En apenas unos años, coincidiendo con la proliferación de canales televisivos digitales, se han afianzado unos espacios nocturnos decididamente cochambrosos que no son sino sacaperras para incautos. A veces adoptan el disfraz de un consultorio de futurología: un pitoniso o pitonisa que parece rescatado de una película de John Waters promete revelar a quienes se animen a llamar su número de la suerte, o diagnosticar la enfermedad del cuerpo o del alma que los consume, o averiguar si su matrimonio o noviazgo tiene los días contados, o simplemente convocar a no sé qué deidades protectoras que los ayudarán en la consecución de sus afanes. Otras veces, estos espacios estimulan la avaricia de los incautos con la promesa de un premio muy rumboso si adivinan las paparruchas más variopintas; y, en lugar del pitoniso o pitonisa rescatado de una película de John Waters, aparece en pantalla un chavalote con pinta de rufián de gimnasio o una chavalota con pinta de flor de mancebía que se desgañitan como licitadores en una subasta. Increíblemente, hay primos que llaman para que les lean el futuro en los naipes o para proponer la solución de la paparrucha; solo algunos «entran en antena», y los despachan con una celeridad hiriente, como quien se quita de encima una plasta viscosa. Los primos que llaman para proponer una solución a la paparrucha casi nunca aciertan; los primos que llaman para que el pitoniso o pitonisa les adivine el futuro narran sus desgracias con voz entrecortada, y el pitoniso o pitonisa improvisa un ensalmo salvífico en menos que canta un gallo. Y a otra cosa, mariposa.

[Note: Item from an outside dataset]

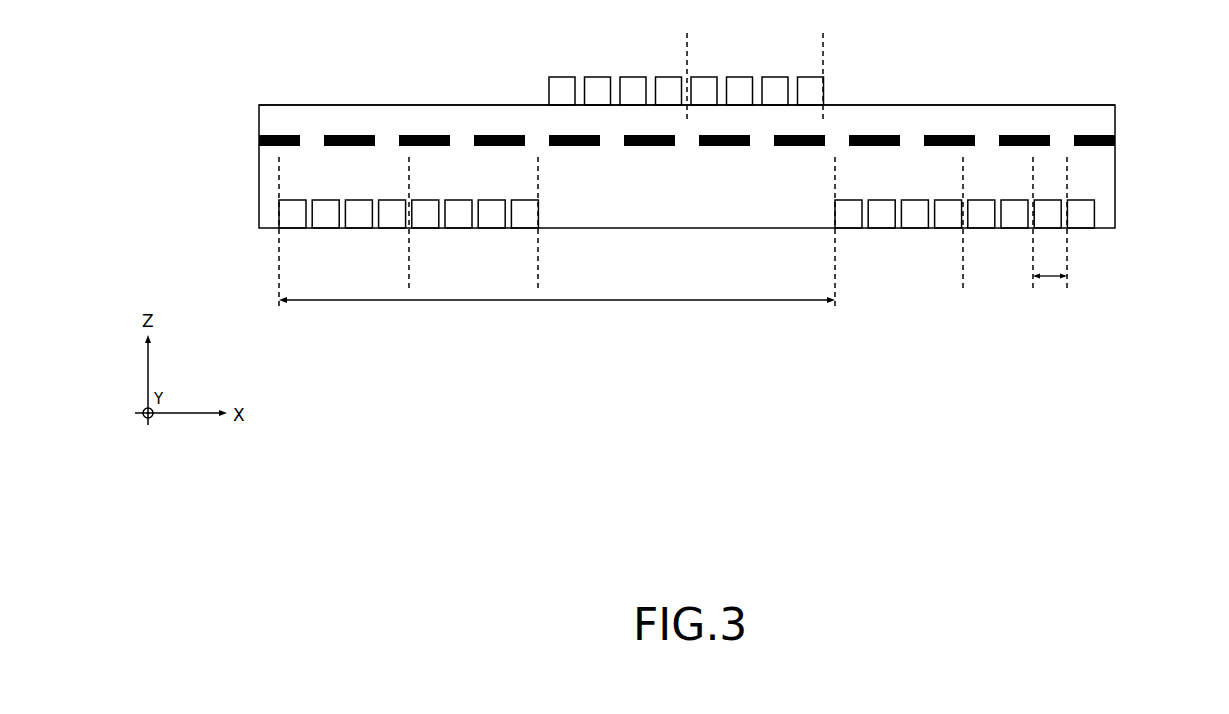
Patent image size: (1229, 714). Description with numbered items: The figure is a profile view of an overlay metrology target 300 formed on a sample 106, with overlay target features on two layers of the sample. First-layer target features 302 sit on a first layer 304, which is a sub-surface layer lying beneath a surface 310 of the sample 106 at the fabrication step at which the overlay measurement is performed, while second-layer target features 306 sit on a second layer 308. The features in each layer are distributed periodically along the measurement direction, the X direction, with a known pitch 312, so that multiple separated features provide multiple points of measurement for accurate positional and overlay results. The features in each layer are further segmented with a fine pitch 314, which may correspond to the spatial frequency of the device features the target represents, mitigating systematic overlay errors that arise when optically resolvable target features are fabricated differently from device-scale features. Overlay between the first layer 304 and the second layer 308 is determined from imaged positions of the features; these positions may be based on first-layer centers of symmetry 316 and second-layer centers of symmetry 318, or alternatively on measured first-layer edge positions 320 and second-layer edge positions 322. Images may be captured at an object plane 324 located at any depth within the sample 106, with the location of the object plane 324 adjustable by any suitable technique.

El modus operandi del timo -pues de un timo se trata, y aun de los más rastreros y crueles- consiste en que los incautos que llaman se mantengan una hora pegados al teléfono, antes de «entrar en antena»; y, con frecuencia, ni siquiera llegan a entrar. El otro día tuve la oportunidad de escuchar a una pobre mujer, achacosa y lloriqueante, con los hijos en el paro, que reclamaba al pitoniso o pitonisa que tuviera piedad de ella y le cogiera antes el teléfono, porque se estaba dejando la pensión en el sacaperras; ante lo cual el pitoniso o pitonisa se hizo el longui y empezó a barajar las cartas, en las que leyó que sus hijos aún tardarían «un poco» en encontrar trabajo, si bien los achaques de la pobre mujer iban a desaparecer en un santiamén (el pitoniso o pitonisa acompañó la predicción con unos pases mágicos de un amuleto zoroástrico). Me pareció todo de una brutalidad sórdida e irrisoria a partes iguales; y, por un momento, traté de meterme en el pellejo de la pobre mujer burlada, cuya pensión habría quedado aún más esquilmada esa noche, antes de que a la semana siguiente volviese a llamar, para fundirla por completo, viendo que sus achaques persistían. Debía de tratarse, sin duda, de una mujer sumamente lerda, o tal vez sumamente desesperada, acuciada por las penurias más innombrables; pues, desde luego, a alguien que conserve un ápice de lucidez o pundonor no se le ocurriría caer en una trampa tan burda. Y entre gentes parecidas -golpeadas por el infortunio, humilladas hasta la abyección, idiotizadas por un consumo televisivo bulímico- deben de hallar estos sacaperras su clientela. Pero ¿es lícito que las televisiones expolien a esas gentes desahuciadas y con pocas luces?
Me cuentan que tales sacaperras televisivos cuentan con las licencias preceptivas; y, por supuesto, puede aducirse en su defensa que a nadie obligan a llamar. Pero la libertad de esas personas que llaman es una libertad viciada por la ludopatía o la superstición, una libertad constreñida por la laceria o por la credulidad más desquiciada. Una libertad, en fin, que se ejerce para su propia destrucción; y que acaba (o empieza) siendo esclavitud. ¿Se puede aceptar que las empresas que han urdido estos timos, y las televisiones que las acogen, se lucren a costa de esas personas esclavizadas? ¿Se puede aceptar que los órganos administrativos dedicados a la vigilancia de los medios de comunicación concedan las licencias preceptivas a estos sacaperras degradantes? A nadie se le escapa que tales sacaperras se ceban con las personas más disminuidas por la naturaleza o la adversidad; aceptarlas como si tal cosa nos disminuye y envilece a todos, nos hace partícipes de una burla infrahumana que acabará pasándonos factura. Que ya nos la ha pasado, en realidad; pues nunca podrá decirse con mayor justeza que tenemos la televisión que merecemos.